Staying at home can be a fun and exciting time for kids, especially when they are ready to start doing so. It can help them build confidence and independence. Play old-school games. Dance parties, for example, are a great way to exercise and burn off energy. Bust a move or try out non-permanent hairdos like braids or spikes.
Watch a Movie
Keep a schedule that includes mealtimes, playtime, crafts and other activities. Creating a routine can help kids feel anchored at home and stave off the dreaded boredom. If your children are old enough, try watching a movie together while staying at home. Talk to your kids about whether they are ready to stay home alone. Remind them that you will be available to text or video chat, and make sure they have a list of emergency contacts to contact. Set a time for them to get you at the beginning of their alone time and again about half an hour later.
Play a Game
Kids are used to having a schedule at school, so adding structure at home can help them stay engaged and avoid the dreaded five-letter word—BORED! Schedule snack times and playtime with the help of tools like Xbox. If you’re on a budget, you can purchase a used Xbox One for sale near me. Make it a game and add a reward system to encourage good behavior. Children love the sense of accomplishment that comes with earning a reward. Allow your youngster to spend some time at home alone if they are old enough. Be sure to discuss it with them and give them a safety plan. Also, check in on them periodically, depending on their age. It will ensure their confidence grows and can make them feel like they have some independence.
Make a Craft
Kids love arts and crafts. They will enjoy creating their comic book strips or drawing their family tree. Kids also love to do a craft related to the holidays, like decorating their Christmas stockings or making a festive ornament for the tree.

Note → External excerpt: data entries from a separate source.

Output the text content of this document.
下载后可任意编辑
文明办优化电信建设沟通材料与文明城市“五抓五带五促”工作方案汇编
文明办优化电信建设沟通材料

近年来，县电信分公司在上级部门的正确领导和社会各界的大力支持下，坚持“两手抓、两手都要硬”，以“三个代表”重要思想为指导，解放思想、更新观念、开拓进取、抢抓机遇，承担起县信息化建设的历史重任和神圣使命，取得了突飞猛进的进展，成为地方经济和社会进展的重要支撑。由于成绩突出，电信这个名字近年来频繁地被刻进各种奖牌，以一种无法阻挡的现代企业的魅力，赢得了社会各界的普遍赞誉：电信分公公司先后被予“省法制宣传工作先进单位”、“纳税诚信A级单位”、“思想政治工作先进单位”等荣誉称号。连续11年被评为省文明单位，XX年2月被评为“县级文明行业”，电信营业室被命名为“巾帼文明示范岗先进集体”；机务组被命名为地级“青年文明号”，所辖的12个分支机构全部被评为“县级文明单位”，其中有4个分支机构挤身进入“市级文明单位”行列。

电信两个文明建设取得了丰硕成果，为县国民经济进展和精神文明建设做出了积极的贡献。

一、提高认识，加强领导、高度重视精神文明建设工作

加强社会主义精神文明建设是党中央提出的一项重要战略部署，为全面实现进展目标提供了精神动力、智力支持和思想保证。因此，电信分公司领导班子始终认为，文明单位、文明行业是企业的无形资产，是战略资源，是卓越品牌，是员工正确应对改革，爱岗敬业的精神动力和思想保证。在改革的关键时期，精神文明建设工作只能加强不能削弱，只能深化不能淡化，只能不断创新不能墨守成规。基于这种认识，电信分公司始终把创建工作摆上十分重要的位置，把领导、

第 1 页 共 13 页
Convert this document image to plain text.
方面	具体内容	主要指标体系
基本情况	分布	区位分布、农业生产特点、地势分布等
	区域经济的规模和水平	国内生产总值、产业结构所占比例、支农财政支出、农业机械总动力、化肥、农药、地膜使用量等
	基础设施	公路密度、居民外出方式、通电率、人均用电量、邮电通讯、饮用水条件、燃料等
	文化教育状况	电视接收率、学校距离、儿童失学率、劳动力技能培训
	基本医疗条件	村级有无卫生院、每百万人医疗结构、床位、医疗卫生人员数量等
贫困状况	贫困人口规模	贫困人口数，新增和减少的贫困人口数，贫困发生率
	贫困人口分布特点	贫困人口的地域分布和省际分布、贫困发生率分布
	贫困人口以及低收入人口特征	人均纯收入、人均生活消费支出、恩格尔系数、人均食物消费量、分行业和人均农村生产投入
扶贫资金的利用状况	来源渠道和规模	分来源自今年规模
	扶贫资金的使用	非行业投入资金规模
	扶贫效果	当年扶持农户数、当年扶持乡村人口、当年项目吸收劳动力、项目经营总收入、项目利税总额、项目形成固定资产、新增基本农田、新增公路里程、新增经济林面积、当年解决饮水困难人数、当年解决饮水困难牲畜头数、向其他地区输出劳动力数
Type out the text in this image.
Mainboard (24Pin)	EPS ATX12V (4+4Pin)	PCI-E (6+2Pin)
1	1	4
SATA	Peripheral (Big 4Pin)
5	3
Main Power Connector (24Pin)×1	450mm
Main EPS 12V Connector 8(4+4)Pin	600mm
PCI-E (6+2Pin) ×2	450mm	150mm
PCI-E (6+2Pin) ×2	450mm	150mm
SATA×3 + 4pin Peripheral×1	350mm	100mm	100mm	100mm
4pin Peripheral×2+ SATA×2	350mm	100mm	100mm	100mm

If your children are old enough to be left home alone, try setting up a schedule for them. It will help them feel comfortable and give them structure to their day. Make sure they check in with you regularly, especially when it’s time for them to eat, play or nap. You can even set up a scavenger hunt with photos on their phones or disposable cameras.
Listen to Music
Young children love to sing and make music, and the beat of a song can help them focus and concentrate. Musical learning supports literacy, math and social studies skills too. Sing rhyming songs together and have a ‘knock knock joke contest’ to get a laugh. You can even create a scavenger hunt that requires kids to use their phones or disposable cameras to take photos of certain items on your list. Try using tricks from music therapy to help you and your child transition from a calm, focused state to play mode. It can help stave off the 5-letter B word, BORED. Keeping a schedule will also help kids stay engaged and give adults time to finish work.
Have a Snack
Kids need to eat, so having a snack can help break up long days at home. Please encourage them to create healthy snacks like fruit skewers or smoothies. Set up a DIY craft station with age-appropriate materials and a dedicated space for messy play. Provide low-mess paints, like watercolors, to keep the mess minimal. Stream videos showing how crayons are made or National Parks to give kids a more educational experience while staying home. Get the kids involved in caring for the family pets — even the youngest children can help walk the dog or clean the hamster cage. They need to learn responsibility and make their time at home feel less cooped up.
Read a Book
While it can be scary for kids to spend long stretches alone at home, it is a key milestone they will eventually need to master. To help prepare children for this major step, try some trial runs first, like letting them go to the grocery store with you for a short 20-minute test run. Encourage kids to read while staying home by keeping books within reach in multiple places. Try a wide selection of fiction and nonfiction books, including early readers that surprise and delight. Consider using dialogic reading with your child to increase engagement and comprehension. It includes pointing out words, alternating pages and asking them questions about the book they are reading.
Take a Bath
Staying home alone is a huge milestone and can be scary for kids. But it’s a great way for them to learn to be responsible and care for themselves. Be sure to set expectations and rules about how they will handle themselves at home, and praise them for their independence! You can even turn bath time into a fun activity. Have them create a word search with their family’s names or decorate the tub with bathtub crayons! It will give them something to look forward to and keep them busy while you’re working from home. It will also help to establish a routine that gives them more structure and breaks up the monotony of their day.
Go For a Walk
Staying at home all day can get repetitive for young kids, so a simple way to help them stay engaged and avoid meltdowns is to take a walk. Depending on their age, this can be as simple as hopping from one tree to the next or involve a nature scavenger hunt. Give your child a paper bag with “treasures,” like pine cones, leaves, sticks, and seeds. Then, have them sort and put them in piles based on their characteristics. When they return home, they can use their treasures for play and art projects.